Because he could not think of anything reassuring to say, he soothed her with his hands.
“You’re an Angel,” she said sleepily.
He nodded in the dark.
“Everything goes into memory?”
“What I see. What I hear.”
“Even this?”
He admitted, “Even this.”
“Who sees it?”
“Maybe nobody.”
“Who turns it into video?”
“I do,” Keller said. “I do my own downloading at the Network shops.”
“Would you download this?”
This conversation, he thought she meant; or more broadly, what had begun to happen between them. He hesitated. “No,” he said finally.

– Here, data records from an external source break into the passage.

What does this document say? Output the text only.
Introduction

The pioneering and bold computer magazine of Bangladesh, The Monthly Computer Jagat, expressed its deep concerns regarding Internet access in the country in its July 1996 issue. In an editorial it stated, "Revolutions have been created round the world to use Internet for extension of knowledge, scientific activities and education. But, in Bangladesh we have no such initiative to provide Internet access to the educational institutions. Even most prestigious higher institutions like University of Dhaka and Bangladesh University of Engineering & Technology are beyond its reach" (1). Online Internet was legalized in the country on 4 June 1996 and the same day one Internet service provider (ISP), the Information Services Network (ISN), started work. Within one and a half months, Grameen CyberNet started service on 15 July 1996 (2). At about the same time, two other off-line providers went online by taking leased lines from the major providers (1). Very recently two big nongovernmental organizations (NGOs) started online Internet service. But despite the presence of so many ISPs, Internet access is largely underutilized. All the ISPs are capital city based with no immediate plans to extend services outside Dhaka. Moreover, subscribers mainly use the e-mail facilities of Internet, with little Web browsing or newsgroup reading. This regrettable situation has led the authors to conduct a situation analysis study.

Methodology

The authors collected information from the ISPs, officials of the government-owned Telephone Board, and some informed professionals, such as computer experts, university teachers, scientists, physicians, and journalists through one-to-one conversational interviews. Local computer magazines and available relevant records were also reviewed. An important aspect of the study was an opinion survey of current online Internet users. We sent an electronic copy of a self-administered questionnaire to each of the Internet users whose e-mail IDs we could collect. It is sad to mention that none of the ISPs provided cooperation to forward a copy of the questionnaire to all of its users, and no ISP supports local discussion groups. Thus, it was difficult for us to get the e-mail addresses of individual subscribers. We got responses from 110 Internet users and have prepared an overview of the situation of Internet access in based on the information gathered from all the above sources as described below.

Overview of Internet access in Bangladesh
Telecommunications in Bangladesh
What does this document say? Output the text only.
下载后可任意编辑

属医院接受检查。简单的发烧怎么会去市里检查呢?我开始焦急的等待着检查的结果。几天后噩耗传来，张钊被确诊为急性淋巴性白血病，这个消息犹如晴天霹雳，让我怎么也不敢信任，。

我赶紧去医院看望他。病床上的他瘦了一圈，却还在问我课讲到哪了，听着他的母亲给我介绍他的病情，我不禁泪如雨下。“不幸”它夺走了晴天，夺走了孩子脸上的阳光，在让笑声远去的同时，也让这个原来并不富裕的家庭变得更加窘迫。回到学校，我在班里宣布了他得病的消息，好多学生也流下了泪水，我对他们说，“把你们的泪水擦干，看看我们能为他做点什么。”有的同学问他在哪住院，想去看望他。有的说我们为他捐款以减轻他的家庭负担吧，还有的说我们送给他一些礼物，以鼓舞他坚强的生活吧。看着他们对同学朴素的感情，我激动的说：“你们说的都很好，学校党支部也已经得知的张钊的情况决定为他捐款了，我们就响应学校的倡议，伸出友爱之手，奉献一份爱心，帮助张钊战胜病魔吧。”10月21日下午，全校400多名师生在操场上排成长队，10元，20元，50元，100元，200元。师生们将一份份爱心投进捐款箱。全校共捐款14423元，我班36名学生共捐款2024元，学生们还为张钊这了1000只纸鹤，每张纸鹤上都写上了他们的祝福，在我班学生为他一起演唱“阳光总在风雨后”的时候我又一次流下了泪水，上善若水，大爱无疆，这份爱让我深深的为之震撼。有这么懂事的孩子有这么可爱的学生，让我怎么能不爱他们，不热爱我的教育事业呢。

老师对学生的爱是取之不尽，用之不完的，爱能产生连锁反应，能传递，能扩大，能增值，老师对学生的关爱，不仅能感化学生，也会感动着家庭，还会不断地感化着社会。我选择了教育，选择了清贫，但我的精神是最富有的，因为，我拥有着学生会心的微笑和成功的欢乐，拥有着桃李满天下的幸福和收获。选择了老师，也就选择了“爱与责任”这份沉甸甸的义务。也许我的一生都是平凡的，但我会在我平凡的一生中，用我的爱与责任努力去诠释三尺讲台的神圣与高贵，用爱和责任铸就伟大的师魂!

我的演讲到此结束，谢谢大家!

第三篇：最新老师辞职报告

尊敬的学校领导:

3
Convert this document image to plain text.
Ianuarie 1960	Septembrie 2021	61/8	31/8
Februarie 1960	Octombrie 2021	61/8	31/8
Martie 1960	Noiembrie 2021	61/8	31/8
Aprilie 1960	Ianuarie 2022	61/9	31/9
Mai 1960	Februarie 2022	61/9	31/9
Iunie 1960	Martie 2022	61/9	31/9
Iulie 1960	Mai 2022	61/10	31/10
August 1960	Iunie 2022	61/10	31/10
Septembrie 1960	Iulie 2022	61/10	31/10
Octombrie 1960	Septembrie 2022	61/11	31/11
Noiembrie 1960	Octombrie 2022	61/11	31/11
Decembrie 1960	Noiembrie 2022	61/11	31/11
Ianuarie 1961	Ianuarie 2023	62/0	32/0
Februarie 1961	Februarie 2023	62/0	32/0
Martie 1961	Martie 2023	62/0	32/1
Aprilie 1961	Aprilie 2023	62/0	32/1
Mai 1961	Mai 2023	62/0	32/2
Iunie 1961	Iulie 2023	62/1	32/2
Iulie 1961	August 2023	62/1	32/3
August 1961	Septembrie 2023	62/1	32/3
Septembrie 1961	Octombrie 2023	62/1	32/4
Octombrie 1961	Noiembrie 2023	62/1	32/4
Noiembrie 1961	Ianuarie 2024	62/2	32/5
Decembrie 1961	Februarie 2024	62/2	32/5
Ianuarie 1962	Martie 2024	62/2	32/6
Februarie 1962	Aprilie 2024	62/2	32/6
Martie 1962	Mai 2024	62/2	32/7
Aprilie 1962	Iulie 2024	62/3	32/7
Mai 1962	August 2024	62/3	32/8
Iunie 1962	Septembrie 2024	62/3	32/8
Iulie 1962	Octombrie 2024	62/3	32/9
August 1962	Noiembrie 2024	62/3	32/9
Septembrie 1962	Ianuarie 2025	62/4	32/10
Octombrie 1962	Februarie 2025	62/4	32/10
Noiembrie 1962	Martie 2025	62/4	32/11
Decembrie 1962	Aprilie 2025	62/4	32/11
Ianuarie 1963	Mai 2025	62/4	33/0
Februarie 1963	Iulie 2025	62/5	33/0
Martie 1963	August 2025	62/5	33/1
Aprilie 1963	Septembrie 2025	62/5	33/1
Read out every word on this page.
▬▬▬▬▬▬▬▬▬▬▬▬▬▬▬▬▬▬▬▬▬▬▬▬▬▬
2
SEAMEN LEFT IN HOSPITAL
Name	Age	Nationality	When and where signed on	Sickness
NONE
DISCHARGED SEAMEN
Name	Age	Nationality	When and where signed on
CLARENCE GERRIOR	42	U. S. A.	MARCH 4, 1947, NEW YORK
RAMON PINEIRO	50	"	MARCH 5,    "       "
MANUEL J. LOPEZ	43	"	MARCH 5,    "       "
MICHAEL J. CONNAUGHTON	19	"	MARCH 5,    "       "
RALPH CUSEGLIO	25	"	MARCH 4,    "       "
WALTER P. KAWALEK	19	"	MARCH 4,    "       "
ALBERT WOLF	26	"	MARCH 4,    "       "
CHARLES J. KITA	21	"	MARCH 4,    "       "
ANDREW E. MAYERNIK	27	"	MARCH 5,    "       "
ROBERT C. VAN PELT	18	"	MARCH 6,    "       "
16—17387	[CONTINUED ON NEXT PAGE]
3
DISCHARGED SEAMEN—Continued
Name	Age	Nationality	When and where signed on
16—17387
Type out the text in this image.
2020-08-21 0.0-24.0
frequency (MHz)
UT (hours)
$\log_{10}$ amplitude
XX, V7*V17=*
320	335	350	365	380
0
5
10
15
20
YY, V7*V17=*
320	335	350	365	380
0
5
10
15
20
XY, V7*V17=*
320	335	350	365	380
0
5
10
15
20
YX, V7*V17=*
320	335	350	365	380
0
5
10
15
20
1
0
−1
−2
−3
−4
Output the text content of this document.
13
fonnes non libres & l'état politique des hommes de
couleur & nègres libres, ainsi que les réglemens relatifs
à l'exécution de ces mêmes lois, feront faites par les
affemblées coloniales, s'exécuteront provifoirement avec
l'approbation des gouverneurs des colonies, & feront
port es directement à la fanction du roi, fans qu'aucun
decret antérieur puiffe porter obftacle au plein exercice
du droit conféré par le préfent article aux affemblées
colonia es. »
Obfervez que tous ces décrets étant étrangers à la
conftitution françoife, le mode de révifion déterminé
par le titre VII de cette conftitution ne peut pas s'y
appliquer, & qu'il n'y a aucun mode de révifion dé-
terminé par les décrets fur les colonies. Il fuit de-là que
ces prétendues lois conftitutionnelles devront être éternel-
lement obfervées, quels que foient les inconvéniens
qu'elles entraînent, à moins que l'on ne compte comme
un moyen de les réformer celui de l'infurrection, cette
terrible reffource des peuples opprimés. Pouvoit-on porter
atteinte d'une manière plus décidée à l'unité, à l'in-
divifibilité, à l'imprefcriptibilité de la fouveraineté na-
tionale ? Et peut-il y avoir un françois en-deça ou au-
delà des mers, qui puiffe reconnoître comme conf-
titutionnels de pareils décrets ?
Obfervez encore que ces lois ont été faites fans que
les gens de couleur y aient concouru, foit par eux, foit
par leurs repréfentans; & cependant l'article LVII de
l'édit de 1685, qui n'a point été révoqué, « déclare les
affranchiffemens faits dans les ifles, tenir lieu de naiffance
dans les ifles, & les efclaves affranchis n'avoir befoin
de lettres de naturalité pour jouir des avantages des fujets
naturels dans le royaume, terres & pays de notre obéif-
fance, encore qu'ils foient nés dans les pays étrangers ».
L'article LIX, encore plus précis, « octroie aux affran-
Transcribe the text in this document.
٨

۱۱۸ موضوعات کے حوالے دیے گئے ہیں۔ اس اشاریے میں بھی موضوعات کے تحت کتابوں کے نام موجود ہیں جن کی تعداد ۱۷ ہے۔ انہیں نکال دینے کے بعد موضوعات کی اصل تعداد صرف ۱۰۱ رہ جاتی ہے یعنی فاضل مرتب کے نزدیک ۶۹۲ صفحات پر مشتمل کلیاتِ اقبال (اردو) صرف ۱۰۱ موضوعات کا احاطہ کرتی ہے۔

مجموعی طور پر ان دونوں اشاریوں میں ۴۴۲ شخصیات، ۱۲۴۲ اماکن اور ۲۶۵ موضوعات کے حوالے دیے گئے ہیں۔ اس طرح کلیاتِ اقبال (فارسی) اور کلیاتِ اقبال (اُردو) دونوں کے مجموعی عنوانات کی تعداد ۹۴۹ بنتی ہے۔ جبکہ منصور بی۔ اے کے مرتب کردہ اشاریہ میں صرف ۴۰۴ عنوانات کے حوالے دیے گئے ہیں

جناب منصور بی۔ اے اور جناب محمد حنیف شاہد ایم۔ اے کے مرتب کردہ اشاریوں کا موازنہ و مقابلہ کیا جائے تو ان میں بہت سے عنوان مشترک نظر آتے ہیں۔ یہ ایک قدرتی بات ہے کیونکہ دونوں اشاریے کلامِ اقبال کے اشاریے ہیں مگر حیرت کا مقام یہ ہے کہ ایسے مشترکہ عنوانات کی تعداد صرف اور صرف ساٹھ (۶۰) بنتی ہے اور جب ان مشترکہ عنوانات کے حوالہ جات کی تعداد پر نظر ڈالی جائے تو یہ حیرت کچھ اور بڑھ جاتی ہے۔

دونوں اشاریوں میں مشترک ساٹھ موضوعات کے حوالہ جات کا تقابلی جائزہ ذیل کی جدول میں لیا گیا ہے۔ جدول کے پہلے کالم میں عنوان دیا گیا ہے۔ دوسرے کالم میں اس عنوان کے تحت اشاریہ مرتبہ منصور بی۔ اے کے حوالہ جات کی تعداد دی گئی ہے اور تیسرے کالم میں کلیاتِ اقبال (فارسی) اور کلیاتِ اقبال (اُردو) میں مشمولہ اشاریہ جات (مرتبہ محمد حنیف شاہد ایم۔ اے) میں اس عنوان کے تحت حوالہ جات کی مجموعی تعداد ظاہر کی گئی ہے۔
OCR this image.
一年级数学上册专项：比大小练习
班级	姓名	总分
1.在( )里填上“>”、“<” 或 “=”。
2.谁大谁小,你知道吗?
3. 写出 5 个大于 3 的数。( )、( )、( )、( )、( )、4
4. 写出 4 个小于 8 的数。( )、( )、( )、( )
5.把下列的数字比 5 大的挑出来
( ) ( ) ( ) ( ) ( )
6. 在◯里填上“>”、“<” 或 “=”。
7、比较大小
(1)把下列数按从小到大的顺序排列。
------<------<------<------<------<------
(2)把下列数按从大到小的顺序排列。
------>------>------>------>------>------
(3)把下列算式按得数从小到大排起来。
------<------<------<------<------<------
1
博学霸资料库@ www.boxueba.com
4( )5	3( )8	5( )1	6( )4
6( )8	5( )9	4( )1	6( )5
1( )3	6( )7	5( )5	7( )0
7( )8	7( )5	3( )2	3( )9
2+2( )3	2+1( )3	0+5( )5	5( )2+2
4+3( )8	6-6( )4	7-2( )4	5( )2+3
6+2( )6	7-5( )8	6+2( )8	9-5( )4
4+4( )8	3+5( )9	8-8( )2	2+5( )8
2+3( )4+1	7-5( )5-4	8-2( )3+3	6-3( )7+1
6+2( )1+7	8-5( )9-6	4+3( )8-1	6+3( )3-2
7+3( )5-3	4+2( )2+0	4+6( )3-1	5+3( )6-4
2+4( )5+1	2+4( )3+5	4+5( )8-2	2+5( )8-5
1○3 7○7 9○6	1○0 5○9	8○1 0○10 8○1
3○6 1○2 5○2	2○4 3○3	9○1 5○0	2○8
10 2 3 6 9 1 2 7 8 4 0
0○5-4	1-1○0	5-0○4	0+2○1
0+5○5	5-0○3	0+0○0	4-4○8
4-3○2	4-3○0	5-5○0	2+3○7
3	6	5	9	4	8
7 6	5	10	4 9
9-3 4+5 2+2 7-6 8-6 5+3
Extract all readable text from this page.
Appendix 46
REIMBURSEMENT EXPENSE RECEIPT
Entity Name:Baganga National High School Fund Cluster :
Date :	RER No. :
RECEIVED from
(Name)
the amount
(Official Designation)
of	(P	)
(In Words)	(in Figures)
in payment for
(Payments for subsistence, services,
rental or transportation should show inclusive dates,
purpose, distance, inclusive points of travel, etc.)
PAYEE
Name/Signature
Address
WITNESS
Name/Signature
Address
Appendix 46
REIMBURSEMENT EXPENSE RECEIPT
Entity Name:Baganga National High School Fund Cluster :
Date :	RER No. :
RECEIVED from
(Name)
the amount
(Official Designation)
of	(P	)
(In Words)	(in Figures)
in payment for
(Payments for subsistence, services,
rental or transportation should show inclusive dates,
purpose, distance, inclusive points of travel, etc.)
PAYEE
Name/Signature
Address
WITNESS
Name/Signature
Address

She traced the contour of his skull with her fingers. “You have wires in there.”
He nodded.
“They say it affects you.”
“It can.”
“Does it?”
“Sometimes. Sometimes it’s hard to tell. Memory plays tricks.” He looked into the darkness. “Just before they installed the harness, back in the military hospital at Santarem, I lifted a text out of the medical library. There was a list of side effects, what could happen if things went wrong. Blindness, amnesia, disturbance of affect—”
“Affect?”
“Emotional affect.” He smiled, although of course in the darkness she could not see. “Love, hate.”
“You have that?”
“I don’t know.” The question made him uncomfortable. “Sometimes I wonder.”